"Healing is hard. It is a process. It comes in waves with euphoric highs and devastating lows. Within these 24 hours, I came to understand healing on another level. I began to understand the work that I have done, continue to do, and still needs to be done. But really, is our healing ever done? "
I recently completed my Yoga of 12-Step Recovery (Y12SR) Certification. I am now able to lead Y12SR meetings and work with individuals in active addiction and recovery. The whole certification was 24 hours. Six hours of an online intensive and eighteen hours of a weekend workshop. It was 24 hours of learning, practicing, observing, understanding. It was a lot of science and even more philosophy. And before I could even begin to understand these concepts and apply them to others, I needed to understand the concepts in application to myself.

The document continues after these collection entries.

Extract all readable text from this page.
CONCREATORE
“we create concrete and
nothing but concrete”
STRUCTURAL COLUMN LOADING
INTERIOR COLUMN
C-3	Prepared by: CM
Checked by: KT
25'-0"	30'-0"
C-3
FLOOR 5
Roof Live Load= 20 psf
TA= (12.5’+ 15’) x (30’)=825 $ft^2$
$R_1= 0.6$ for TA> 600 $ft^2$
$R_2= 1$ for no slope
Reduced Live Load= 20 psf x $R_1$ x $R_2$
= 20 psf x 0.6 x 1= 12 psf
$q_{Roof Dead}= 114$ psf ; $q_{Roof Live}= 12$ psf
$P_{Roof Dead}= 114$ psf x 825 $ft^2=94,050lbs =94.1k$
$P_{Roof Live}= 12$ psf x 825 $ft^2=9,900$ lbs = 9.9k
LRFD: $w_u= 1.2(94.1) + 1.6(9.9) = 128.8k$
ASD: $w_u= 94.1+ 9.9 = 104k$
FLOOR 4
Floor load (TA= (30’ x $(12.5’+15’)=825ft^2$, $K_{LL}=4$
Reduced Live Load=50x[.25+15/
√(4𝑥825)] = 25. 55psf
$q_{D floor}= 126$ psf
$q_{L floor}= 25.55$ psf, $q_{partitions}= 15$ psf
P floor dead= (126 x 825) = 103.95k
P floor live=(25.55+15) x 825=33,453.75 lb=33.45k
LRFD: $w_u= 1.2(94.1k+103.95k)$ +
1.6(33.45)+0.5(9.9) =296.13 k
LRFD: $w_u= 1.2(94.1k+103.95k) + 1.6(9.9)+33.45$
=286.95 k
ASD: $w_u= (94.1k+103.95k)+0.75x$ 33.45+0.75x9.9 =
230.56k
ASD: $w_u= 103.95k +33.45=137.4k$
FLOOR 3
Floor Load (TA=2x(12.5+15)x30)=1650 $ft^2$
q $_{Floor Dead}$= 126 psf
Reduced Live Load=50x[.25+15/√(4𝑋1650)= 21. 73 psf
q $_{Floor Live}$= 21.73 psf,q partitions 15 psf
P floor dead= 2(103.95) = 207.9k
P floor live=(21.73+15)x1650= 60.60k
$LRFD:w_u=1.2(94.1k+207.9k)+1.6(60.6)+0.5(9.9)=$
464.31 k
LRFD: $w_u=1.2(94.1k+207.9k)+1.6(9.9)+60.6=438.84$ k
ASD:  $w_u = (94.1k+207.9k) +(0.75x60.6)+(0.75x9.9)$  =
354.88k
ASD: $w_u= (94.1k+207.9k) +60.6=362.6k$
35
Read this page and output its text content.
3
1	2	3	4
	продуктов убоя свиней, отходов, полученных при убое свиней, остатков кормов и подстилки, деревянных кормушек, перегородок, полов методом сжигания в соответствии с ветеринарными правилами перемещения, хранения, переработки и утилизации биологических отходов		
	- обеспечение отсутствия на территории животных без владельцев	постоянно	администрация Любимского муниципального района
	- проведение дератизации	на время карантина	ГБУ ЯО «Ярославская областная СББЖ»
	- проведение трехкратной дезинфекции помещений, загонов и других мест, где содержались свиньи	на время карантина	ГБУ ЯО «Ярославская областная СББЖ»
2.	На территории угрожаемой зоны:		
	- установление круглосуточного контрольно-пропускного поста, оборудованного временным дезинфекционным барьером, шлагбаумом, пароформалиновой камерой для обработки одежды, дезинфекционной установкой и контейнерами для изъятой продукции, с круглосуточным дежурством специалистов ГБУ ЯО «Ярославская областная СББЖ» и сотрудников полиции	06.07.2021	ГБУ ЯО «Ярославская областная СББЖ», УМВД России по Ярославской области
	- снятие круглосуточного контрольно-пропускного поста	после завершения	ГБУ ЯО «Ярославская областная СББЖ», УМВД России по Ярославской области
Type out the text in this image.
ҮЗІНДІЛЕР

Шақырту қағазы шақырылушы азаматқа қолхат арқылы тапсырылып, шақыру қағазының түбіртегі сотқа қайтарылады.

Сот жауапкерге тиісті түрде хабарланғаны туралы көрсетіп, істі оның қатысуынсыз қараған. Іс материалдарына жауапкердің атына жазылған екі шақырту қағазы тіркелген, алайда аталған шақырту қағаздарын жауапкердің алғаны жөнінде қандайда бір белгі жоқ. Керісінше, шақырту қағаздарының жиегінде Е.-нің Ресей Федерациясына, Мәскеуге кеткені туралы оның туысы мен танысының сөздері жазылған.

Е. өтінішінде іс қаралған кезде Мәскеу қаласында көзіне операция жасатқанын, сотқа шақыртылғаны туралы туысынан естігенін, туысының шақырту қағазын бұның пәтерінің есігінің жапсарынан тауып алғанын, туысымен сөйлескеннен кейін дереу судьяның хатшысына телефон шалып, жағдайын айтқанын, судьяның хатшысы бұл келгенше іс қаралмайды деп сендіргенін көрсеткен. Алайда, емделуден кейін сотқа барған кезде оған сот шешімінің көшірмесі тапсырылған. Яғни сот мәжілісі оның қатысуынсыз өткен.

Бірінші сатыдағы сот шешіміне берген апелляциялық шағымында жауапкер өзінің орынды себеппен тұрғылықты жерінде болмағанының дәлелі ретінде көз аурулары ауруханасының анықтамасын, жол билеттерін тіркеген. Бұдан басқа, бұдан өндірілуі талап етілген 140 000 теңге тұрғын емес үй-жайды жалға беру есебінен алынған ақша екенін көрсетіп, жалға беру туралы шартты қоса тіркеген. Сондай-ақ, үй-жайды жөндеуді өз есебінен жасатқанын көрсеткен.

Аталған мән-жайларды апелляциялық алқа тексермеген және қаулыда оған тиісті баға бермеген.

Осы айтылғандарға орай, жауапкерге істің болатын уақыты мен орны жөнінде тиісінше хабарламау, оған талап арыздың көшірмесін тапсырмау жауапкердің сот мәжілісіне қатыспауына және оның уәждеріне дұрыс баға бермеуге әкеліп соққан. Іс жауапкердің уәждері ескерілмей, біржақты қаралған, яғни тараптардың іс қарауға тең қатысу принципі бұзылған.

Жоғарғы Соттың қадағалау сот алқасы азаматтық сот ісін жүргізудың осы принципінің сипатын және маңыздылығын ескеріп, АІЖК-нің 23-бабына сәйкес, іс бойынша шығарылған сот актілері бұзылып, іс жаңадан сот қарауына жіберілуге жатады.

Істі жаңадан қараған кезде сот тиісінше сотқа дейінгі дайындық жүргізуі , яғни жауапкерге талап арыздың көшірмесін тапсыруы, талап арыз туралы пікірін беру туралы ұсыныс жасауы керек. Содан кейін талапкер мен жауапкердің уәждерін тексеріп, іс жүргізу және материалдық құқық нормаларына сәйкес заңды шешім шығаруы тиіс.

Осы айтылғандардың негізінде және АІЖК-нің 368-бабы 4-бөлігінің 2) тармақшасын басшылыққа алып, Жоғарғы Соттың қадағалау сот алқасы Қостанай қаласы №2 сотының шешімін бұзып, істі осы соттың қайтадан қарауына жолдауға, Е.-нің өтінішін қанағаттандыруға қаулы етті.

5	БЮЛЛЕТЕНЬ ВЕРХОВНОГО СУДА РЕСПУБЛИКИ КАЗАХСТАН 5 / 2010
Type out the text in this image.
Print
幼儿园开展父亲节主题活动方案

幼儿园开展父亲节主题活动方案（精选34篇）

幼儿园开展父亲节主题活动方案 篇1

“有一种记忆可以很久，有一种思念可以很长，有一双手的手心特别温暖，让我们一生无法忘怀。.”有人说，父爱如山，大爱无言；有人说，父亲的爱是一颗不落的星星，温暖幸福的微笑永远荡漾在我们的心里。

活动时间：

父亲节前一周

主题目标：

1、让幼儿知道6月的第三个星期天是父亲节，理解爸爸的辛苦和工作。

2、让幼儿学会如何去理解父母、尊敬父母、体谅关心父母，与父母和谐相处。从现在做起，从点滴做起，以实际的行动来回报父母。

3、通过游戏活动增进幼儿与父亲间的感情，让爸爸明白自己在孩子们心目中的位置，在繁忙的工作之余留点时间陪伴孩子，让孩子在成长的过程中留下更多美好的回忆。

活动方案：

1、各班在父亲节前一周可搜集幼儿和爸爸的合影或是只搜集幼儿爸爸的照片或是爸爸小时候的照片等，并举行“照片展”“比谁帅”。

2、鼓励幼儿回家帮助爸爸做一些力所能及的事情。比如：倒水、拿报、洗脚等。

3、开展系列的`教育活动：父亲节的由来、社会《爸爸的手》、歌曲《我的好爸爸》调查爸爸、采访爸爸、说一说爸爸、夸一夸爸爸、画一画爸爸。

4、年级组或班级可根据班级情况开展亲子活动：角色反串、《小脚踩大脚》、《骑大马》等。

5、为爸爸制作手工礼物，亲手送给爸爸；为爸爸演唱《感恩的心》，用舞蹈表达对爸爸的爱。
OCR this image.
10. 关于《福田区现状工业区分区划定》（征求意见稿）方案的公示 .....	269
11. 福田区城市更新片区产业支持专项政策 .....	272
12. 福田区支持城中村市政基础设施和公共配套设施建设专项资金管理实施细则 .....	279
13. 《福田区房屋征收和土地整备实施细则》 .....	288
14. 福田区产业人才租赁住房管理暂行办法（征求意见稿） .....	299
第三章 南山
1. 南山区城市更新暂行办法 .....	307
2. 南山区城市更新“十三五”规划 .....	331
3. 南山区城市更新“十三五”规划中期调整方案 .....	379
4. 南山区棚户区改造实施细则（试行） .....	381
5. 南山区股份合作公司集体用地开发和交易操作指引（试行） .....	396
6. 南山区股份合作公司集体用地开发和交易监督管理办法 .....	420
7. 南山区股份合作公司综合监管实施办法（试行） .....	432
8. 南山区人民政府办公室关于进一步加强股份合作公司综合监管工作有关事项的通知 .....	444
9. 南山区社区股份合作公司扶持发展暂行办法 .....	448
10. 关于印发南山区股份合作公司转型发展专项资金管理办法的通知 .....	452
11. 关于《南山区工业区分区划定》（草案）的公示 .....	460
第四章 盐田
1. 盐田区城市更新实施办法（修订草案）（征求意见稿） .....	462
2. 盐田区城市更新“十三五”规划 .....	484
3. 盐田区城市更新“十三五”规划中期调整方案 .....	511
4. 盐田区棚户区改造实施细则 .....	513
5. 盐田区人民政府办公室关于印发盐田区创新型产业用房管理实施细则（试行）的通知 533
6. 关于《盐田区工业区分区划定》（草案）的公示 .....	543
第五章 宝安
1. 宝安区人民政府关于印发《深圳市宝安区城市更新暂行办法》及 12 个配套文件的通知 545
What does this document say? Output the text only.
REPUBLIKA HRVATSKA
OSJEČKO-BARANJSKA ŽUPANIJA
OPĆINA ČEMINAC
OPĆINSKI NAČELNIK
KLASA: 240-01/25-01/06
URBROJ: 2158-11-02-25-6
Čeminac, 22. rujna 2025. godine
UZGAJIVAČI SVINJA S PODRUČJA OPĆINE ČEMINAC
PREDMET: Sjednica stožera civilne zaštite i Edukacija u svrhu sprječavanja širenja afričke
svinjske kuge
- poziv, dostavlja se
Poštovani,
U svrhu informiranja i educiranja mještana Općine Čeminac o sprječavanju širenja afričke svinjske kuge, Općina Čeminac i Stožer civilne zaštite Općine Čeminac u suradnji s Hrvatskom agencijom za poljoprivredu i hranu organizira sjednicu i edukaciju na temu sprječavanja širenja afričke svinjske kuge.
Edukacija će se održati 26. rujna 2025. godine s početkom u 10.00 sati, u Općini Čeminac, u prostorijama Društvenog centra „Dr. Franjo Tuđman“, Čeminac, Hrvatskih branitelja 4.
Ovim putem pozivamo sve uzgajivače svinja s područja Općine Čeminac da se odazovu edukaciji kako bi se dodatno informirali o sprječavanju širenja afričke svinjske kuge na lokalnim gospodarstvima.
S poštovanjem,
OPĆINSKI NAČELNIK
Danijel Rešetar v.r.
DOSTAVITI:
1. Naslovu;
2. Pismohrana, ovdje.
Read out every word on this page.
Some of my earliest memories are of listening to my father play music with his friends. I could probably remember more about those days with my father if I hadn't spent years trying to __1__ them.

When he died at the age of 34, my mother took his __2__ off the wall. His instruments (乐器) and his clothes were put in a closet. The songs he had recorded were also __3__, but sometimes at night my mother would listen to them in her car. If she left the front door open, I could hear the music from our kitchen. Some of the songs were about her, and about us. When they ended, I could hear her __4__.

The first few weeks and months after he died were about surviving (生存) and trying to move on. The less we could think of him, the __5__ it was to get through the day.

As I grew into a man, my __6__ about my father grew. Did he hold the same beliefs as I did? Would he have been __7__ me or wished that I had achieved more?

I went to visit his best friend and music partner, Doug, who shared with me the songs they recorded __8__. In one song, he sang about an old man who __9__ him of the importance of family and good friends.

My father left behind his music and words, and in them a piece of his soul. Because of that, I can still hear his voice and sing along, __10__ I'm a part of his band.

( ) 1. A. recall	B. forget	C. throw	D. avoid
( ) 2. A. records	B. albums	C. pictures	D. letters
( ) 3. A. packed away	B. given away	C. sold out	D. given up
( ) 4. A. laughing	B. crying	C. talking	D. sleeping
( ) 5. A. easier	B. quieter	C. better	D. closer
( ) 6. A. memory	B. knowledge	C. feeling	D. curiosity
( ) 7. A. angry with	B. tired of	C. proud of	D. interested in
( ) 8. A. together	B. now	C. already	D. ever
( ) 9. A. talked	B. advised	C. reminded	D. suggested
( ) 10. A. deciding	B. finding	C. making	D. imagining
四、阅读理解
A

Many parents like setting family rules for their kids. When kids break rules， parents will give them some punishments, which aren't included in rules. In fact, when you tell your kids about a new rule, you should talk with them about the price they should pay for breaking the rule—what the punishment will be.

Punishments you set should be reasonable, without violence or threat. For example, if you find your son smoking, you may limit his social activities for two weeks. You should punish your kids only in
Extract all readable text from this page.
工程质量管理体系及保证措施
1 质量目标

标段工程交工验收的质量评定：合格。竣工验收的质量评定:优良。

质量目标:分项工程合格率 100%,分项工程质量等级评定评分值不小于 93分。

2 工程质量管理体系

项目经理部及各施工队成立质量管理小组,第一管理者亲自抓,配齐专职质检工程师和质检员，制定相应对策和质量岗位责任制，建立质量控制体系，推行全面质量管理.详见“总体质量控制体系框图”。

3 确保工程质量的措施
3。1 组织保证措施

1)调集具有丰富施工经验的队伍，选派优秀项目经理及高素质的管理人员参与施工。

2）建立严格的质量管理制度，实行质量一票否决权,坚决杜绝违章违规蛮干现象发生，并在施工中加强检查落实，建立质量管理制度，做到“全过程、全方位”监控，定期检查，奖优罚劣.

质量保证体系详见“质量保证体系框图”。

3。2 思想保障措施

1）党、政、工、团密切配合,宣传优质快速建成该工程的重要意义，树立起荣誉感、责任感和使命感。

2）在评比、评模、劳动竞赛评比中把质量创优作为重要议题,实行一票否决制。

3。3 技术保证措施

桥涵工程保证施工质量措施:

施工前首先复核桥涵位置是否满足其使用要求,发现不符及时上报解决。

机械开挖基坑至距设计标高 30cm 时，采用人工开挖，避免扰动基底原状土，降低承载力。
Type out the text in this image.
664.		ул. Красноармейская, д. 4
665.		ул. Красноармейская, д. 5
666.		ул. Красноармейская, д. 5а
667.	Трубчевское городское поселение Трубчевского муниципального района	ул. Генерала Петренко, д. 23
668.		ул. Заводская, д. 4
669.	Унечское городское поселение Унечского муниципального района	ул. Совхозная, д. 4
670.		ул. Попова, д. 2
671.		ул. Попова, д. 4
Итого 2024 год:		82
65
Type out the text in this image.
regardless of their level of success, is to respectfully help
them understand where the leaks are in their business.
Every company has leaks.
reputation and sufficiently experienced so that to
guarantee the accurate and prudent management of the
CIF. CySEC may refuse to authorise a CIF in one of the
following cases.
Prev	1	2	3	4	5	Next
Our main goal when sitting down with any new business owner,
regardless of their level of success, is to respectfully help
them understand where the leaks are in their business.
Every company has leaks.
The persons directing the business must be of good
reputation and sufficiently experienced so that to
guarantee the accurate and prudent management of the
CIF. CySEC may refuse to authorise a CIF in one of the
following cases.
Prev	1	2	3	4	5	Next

The very first night of training, in probably about the first hour or so, the leader said, "Pay attention to how you feel this weekend. Watch what comes up and how you react." Before I had even entered the training that evening, I was already making plans to fill every ounce of free time I had with something to do. This was after stating the whole week leading up to this training, "This weekend is going to be all about self-care and rest." Anyone else fill time so they can avoid processing their feelings? Cause I am guilty as charged. And that is exactly what I did before I could actually understand why I was doing it. I crawled over to my phone in my bag and cancelled my spin classes and rowing classes because things were about to get real real and I wanted to feel all of it rather than run from it.
The 24 hours did not happen in a cycle of a day. They occurred over course of months. When I was half way across the world, when I was sitting in my home with a journal and a pen, when I was sitting on a couch wrapped in a fluffy towel in an AirBnB in the suburbs of Cleveland. There were moments when I felt like I was being ripped open and put back together within the same moment. It was not just 24 hours of training I can now publish on my Yoga Alliance profile. It was 24 hours of understanding. Myself. Others. The world around me. It was understanding and discovery that was facilitated for me in which I hope to facilitate for others.
What are the three most important things to you? What is your intention for taking this training? Two very important questions asked of us. So what were my answers…
Important things to me: Human connection and communication. Most important things to me. My intention: Be a lighthouse. Spread the light. Deepen my understanding of myself and the world around me so I can facilitate deeper connections for others within themselves.
So, what exactly do I understand after these 24 hours?
Understanding is a process with no definitive end. There is always more to learn, discover and digest.
Healing is not linear.
Recognition is the first step in breaking the cycle of perpetual suffering.
When is the last time you took 24 hours in an attempt to better understand?